Will We Get A Real-Life ‘Back to the Future 2’ Hoverboard By 2015?

“History has told us that some of the best and brightest people in the world had to defy the rules to give us the technology that we take for granted today.”

That’s from inventor, designer, and would-be hoverboard creator Robert Haleluk’s recent interview with Motherboard, where he talked at length about his desire to bring everyone’s second favorite piece of “Back to the Future” tech* into the real world.

Haleluk, who began a $1 million-targeting Indiegogo funding campaign at the end of June, hopes to build the first open-source hoverboard platform by the summer of 2015: right around the time that they were supposed to exist in the Robert Zemeckis film. The funds would be used to set up a knowledge base at Hoverboard.org as well as develop and prototype designs for an iOS-controlled hoverboard.

Here’s Haveluk’s description of the proposed piece of current science fiction:

The Hoverboard will be powered by omni-direction tubeaxial blowers, which is similar to the technology being used in the hover-bike above and throughout the aerospace industry. As a matter of fact, the company that we purchase them from is a defense contractor who manufactures parts for stealth submarines, torpedos and other military applications. The Hoverboard will be powered by an on-board rechargeable battery and it will be controlled from your iPhone or Android device.

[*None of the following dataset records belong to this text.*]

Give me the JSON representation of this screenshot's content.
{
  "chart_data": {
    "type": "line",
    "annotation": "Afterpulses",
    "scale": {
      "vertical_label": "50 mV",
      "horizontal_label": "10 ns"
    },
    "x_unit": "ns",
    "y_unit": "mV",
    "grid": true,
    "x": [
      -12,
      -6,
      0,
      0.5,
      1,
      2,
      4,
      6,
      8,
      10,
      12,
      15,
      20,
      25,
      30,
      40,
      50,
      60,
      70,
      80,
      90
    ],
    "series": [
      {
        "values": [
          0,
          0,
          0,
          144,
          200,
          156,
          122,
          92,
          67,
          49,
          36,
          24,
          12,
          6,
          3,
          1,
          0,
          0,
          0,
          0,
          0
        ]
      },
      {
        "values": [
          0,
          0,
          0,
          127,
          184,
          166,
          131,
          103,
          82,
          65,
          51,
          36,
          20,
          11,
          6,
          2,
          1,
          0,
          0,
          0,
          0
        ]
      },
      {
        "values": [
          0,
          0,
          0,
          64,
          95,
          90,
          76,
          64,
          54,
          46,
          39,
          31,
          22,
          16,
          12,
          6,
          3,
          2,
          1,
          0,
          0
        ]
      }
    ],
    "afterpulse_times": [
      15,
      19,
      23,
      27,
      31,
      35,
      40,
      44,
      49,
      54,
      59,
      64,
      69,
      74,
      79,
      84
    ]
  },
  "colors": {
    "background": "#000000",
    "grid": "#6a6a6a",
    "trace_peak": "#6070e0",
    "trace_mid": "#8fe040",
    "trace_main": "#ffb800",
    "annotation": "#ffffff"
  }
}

In the Motherboard interview, the inventor talks a lot about taking inspiration not from existing hover-thing projects like the recent hover-bike concept, but instead from the world of defense contractor designs such as vertical takeoff and landing (VTOL) craft.

The open source part comes in with the app, whose SDK Haltek Industries will release for free to any ambitious developers out there looking to design games for the prospective hoverboard**.

The response has been somewhat muted, though: as of this writing, the campaign has reached around $2700 since it launched on June 28. There’s still 21 days to go, though, so if you want to put your support behind the project (which offers a functional hoverboard at the $5,000 and $10,000 backer levels), then get in on it now.

*A time-traveling DeLorean, clearly.
**Or who might wish to turn it into a remote controlled dervish of death.